One of the hardest things about being a parent is figuring out when to fix our kids’ problems, and when to just listen and offer support. I’m learning this lesson, right now, with my five year old.
This is how it all began:
Cricket was busy at her small wooden craft table, cutting out random shapes and taping them together to form some kind of reptile. From the kitchen I saw her stand up to tape her creation to the art wall. All of a sudden she was on the floor. I think she had slipped on either a colored pencil or a coloring book. All I heard was the sickening sound of bones hitting hardwood.
I rushed over to see her on the floor, her legs wedged between the table and one of the chairs. I stooped down to help her, probably saying something like, “Oh, my goodness what happened? Are you okay?” I tried to help her up, planning on scooping her up in my arms to comfort her. She started screaming at me to get away from her. And not just screaming: her face was scrunched up in anger and she backed away from me so I wouldn’t touch her.
I was stunned and a little confused. Wasn’t it just this morning at 4:20 that she was in my room, wanting me to console her for having that bad dream about an animal catching fire in our living room? And now she’s screaming at me to get away from her?
My husband Bill thinks her reaction was just a surge of adrenaline from being startled. But it’s happened quite a bit since then (I guess she’s kind of accident-prone) and the screaming was getting a little out of hand. I never knew when to help or when to hang on the sidelines. So we taught her to hold up her hand like a stop sign to let us know that she’s fine, instead of lashing out and yelling at us when we try to help. This sign language seemed to be working: She was able to communicate with us without yelling; we respected her need to be independent.
Today Cricket got hurt again; this time she scraped her thumb on the metal teeth of the tape dispenser.
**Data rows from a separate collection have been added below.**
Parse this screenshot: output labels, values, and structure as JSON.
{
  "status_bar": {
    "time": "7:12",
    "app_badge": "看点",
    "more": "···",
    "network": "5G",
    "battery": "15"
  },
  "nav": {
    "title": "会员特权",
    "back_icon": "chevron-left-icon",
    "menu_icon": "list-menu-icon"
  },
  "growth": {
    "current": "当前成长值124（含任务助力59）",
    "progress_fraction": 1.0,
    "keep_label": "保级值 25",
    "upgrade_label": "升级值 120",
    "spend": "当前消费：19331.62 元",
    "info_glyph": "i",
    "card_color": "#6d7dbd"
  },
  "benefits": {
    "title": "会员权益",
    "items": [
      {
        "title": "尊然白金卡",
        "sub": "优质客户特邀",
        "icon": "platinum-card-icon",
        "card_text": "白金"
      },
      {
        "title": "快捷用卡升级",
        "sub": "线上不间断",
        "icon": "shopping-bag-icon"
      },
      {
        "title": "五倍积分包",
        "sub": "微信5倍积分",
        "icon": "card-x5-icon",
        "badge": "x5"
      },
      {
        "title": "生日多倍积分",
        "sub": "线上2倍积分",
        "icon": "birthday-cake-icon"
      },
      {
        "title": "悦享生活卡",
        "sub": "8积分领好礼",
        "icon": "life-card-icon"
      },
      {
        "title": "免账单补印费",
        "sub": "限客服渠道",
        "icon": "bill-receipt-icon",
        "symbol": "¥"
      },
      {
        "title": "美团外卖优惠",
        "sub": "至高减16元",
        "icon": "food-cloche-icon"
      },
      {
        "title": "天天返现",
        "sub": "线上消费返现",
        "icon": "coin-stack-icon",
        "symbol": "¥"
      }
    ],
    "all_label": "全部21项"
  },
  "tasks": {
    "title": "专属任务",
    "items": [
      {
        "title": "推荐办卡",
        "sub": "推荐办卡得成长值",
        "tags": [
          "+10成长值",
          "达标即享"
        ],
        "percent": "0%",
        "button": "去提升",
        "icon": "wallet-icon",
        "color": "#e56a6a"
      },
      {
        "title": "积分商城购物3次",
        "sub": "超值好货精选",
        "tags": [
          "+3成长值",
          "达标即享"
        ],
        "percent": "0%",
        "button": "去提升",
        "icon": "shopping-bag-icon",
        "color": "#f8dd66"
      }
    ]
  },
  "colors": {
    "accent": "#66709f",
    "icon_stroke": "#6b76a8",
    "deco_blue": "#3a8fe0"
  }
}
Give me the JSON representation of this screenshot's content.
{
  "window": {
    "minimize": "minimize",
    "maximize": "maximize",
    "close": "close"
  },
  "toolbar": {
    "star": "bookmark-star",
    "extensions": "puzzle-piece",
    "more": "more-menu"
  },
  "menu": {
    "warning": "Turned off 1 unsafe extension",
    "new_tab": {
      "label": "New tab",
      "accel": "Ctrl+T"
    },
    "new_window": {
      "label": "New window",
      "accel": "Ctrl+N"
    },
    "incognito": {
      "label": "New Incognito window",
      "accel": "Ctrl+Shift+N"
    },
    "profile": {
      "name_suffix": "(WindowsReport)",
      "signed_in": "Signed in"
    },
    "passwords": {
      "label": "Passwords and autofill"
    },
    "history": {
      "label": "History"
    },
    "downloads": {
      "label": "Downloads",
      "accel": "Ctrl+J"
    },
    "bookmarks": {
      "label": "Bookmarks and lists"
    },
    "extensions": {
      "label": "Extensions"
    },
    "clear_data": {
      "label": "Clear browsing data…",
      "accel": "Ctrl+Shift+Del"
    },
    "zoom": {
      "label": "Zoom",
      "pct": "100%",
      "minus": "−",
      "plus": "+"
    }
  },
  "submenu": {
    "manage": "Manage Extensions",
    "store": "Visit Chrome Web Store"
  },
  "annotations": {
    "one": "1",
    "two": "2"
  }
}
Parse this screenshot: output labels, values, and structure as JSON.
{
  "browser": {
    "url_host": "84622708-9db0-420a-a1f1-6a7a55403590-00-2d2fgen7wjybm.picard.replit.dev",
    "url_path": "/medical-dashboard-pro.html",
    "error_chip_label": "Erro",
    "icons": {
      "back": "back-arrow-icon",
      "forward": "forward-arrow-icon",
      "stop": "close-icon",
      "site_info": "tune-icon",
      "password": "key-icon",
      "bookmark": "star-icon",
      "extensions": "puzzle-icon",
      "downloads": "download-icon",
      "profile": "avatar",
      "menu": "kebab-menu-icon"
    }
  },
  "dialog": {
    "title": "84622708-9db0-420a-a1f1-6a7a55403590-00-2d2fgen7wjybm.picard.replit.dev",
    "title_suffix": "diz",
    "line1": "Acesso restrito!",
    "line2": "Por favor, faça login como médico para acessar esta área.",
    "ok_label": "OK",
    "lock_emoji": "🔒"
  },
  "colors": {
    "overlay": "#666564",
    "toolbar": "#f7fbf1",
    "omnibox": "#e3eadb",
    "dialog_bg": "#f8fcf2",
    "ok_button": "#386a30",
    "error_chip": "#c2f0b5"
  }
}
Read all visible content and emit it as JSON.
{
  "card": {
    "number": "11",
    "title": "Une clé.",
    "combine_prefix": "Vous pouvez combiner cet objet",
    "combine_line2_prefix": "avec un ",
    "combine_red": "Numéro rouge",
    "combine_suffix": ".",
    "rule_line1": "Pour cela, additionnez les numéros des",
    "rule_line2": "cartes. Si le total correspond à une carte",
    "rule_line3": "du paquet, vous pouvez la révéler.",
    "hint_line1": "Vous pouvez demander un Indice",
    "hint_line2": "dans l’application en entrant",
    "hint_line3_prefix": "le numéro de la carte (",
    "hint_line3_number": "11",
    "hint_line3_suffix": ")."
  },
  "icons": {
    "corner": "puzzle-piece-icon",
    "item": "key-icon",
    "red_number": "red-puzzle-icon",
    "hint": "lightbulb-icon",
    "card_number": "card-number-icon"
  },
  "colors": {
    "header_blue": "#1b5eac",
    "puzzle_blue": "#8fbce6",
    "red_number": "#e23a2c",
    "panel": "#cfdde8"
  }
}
I heard her cry out in pain and walked over to her, waiting for the stop sign. I thought to myself, This is so far-fetched. I’m a mom. My daughter is hurt. She cries; I rush to help. That’s how it’s supposed to work.
But still I waited for the sign, but she did nothing. She just sat at her table covering her thumb with her other hand. I asked her if she wanted help and she said yes. After I scooped her up and hugged her, I said, “You know what Cricket? I think we need another sign. If you want help you can either say Help please or make a come here sign with your hands.”
Now when she gets hurt or seems really frustrated with something, I approach her slowly –swallowing my parental impulse to rush over and fix everything for her –and wait for her sign.
While I’m still a little hurt that she doesn’t always want my help, I’m thinking that long term, this nonverbal communication is going to work for us. She’s learning how to tell us when to help or when to just be there to support her; we’re learning how to respect that.